This week I've been able to ride my bicycle three times in a row without the tire deflating. Good news. I guess it was the Mr. Tuffy that the very close cycle shop (On the Move) put on my wheel (or somewhere) when they repaired my most recent flat back tire. It looks like I'll be able to ride to work tomorrow as well. Yippee!

All this riding has made me think about bicycle riding. One conclusion I've reached is that I'm a hazard on a bicycle. Not on purpose, of course. No one is, I think. But, I believe my riding can be a hazard to others using the road. I try to follow all the rules.

But, truth be told, I don't know many of the rules.

Like, should I pass another cyclist on the right or the left? Is it permissible to ride against traffic if I'm on a bicycle path? Is it really o.k. to ride through a red light if I carefully look both ways?
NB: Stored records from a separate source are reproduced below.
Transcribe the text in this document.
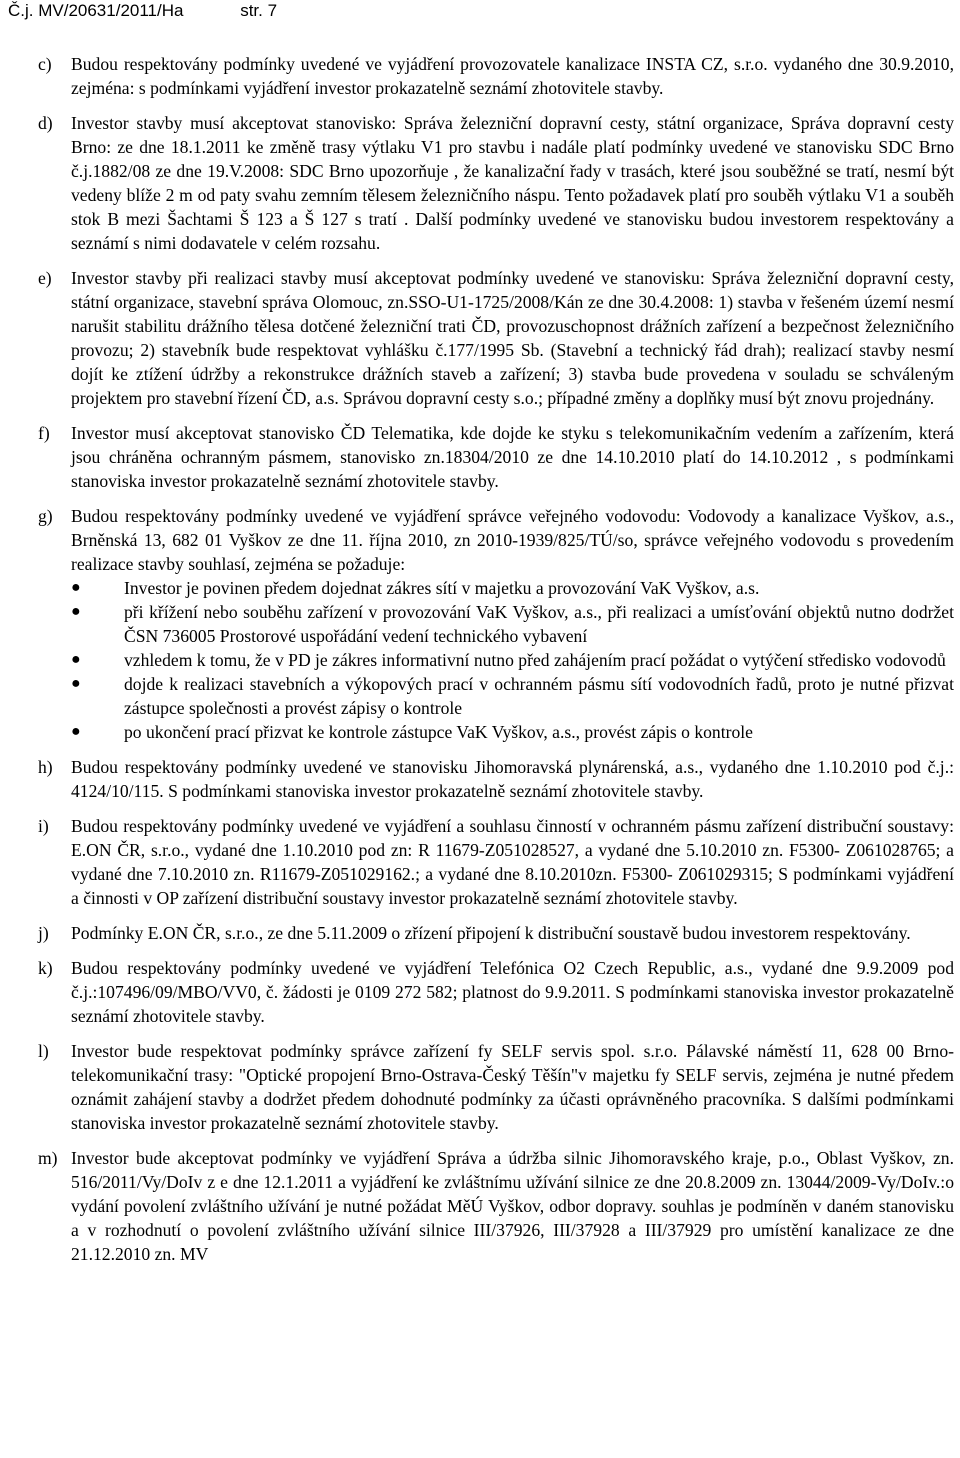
Č.j. MV/20631/2011/Ha	str. 7
c)	Budou respektovány podmínky uvedené ve vyjádření provozovatele kanalizace INSTA CZ, s.r.o. vydaného dne 30.9.2010, zejména: s podmínkami vyjádření investor prokazatelně seznámí zhotovitele stavby.
d)	Investor stavby musí akceptovat stanovisko: Správa železniční dopravní cesty, státní organizace, Správa dopravní cesty Brno: ze dne 18.1.2011 ke změně trasy výtlaku V1 pro stavbu i nadále platí podmínky uvedené ve stanovisku SDC Brno č.j.1882/08 ze dne 19.V.2008: SDC Brno upozorňuje , že kanalizační řady v trasách, které jsou souběžné se tratí, nesmí být vedeny blíže 2 m od paty svahu zemním tělesem železničního náspu. Tento požadavek platí pro souběh výtlaku V1 a souběh stok B mezi Šachtami Š 123 a Š 127 s tratí . Další podmínky uvedené ve stanovisku budou investorem respektovány a seznámí s nimi dodavatele v celém rozsahu.
e)	Investor stavby při realizaci stavby musí akceptovat podmínky uvedené ve stanovisku: Správa železniční dopravní cesty, státní organizace, stavební správa Olomouc, zn.SSO-U1-1725/2008/Kán ze dne 30.4.2008: 1) stavba v řešeném území nesmí narušit stabilitu drážního tělesa dotčené železniční trati ČD, provozuschopnost drážních zařízení a bezpečnost železničního provozu; 2) stavebník bude respektovat vyhlášku č.177/1995 Sb. (Stavební a technický řád drah); realizací stavby nesmí dojít ke ztížení údržby a rekonstrukce drážních staveb a zařízení; 3) stavba bude provedena v souladu se schváleným projektem pro stavební řízení ČD, a.s. Správou dopravní cesty s.o.; případné změny a doplňky musí být znovu projednány.
f)	Investor musí akceptovat stanovisko ČD Telematika, kde dojde ke styku s telekomunikačním vedením a zařízením, která jsou chráněna ochranným pásmem, stanovisko zn.18304/2010 ze dne 14.10.2010 platí do 14.10.2012 , s podmínkami stanoviska investor prokazatelně seznámí zhotovitele stavby.
g)	Budou respektovány podmínky uvedené ve vyjádření správce veřejného vodovodu: Vodovody a kanalizace Vyškov, a.s., Brněnská 13, 682 01 Vyškov ze dne 11. října 2010, zn 2010-1939/825/TÚ/so, správce veřejného vodovodu s provedením realizace stavby souhlasí, zejména se požaduje:
●	Investor je povinen předem dojednat zákres sítí v majetku a provozování VaK Vyškov, a.s.
●	při křížení nebo souběhu zařízení v provozování VaK Vyškov, a.s., při realizaci a umísťování objektů nutno dodržet ČSN 736005 Prostorové uspořádání vedení technického vybavení
●	vzhledem k tomu, že v PD je zákres informativní nutno před zahájením prací požádat o vytýčení středisko vodovodů
●	dojde k realizaci stavebních a výkopových prací v ochranném pásmu sítí vodovodních řadů, proto je nutné přizvat zástupce společnosti a provést zápisy o kontrole
●	po ukončení prací přizvat ke kontrole zástupce VaK Vyškov, a.s., provést zápis o kontrole
h)	Budou respektovány podmínky uvedené ve stanovisku Jihomoravská plynárenská, a.s., vydaného dne 1.10.2010 pod č.j.: 4124/10/115. S podmínkami stanoviska investor prokazatelně seznámí zhotovitele stavby.
i)	Budou respektovány podmínky uvedené ve vyjádření a souhlasu činností v ochranném pásmu zařízení distribuční soustavy: E.ON ČR, s.r.o., vydané dne 1.10.2010 pod zn: R 11679-Z051028527, a vydané dne 5.10.2010 zn. F5300- Z061028765; a vydané dne 7.10.2010 zn. R11679-Z051029162.; a vydané dne 8.10.2010zn. F5300- Z061029315; S podmínkami vyjádření a činnosti v OP zařízení distribuční soustavy investor prokazatelně seznámí zhotovitele stavby.
j)	Podmínky E.ON ČR, s.r.o., ze dne 5.11.2009 o zřízení připojení k distribuční soustavě budou investorem respektovány.
k)	Budou respektovány podmínky uvedené ve vyjádření Telefónica O2 Czech Republic, a.s., vydané dne 9.9.2009 pod č.j.:107496/09/MBO/VV0, č. žádosti je 0109 272 582; platnost do 9.9.2011. S podmínkami stanoviska investor prokazatelně seznámí zhotovitele stavby.
l)	Investor bude respektovat podmínky správce zařízení fy SELF servis spol. s.r.o. Pálavské náměstí 11, 628 00 Brno- telekomunikační trasy: "Optické propojení Brno-Ostrava-Český Těšín"v majetku fy SELF servis, zejména je nutné předem oznámit zahájení stavby a dodržet předem dohodnuté podmínky za účasti oprávněného pracovníka. S dalšími podmínkami stanoviska investor prokazatelně seznámí zhotovitele stavby.
m) Investor bude akceptovat podmínky ve vyjádření Správa a údržba silnic Jihomoravského kraje, p.o., Oblast Vyškov, zn. 516/2011/Vy/DoIv z e dne 12.1.2011 a vyjádření ke zvláštnímu užívání silnice ze dne 20.8.2009 zn. 13044/2009-Vy/DoIv.:o vydání povolení zvláštního užívání je nutné požádat MěÚ Vyškov, odbor dopravy. souhlas je podmíněn v daném stanovisku a v rozhodnutí o povolení zvláštního užívání silnice III/37926, III/37928 a III/37929 pro umístění kanalizace ze dne 21.12.2010 zn. MV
These are a few that come to mind.

As I was driving Keith from Covenant Baptist to his motel somewhere else in San Antonio, he mentioned to me that I was an unsure driver. "At least on roads you haven't driven on before" (the only kind he's traveled with me). He's right. I believe that quality is reflected in my cycling as well. I don't have the confidence to boldly pull out into the middle of Atlantic Avenue on my bicycle against the red light. When I've ridden through the red light on smaller, less-traveled streets, my eyes are like blinkers: looking at possible oncoming cars with my right, switching my focus to the left to see what's ahead of me (pedestrians? someone else on a bicycle?). Back and forth several times in the course of the crossing.

So, maybe I shouldn't do that. Or maybe I can because I'm so cautious. Maybe the hazard doesn't come from my caution, but those moments when, no matter how focused I am on my path (across the Brooklyn Bridge, let's say), I space out for a moment and another cyclist momentarily unnerves me as he breezes by me and into the distance. I'm not "The Night Train" streamlining up to the North Pole; I'm "The Little Engine That Could" chugging and chugging to his destination. (How can it be that both ways, to and from work, are uphill?) Maybe I'm not a hazard; maybe I only feel like a hazard.

Now, I'm not the only hazard, mind you. And, I guess, that's why I'm so cautious. The pedestrian walking directly in front of me, the bicyclist riding right toward me, against traffic, the guy who opened the driver's-side door of his parked car at the top of Union Street right in my path (luckily, I was traveling so slowly, there was no drama or injury; "Sorry. I didn't seen you," was his only reaction. I hope he didn't see me. That would have added a whole other, disturbing wrinkle to his opening the car door): these are a few of my daily mini-conflicts that prevent me from enjoying a worry-free ride.

You might say, "hey, if you don't want to deal with that stuff, ride a stationary bike twice a day." "Watch yourself," I might respond, "on your right," "I mean, your left," "I mean your right."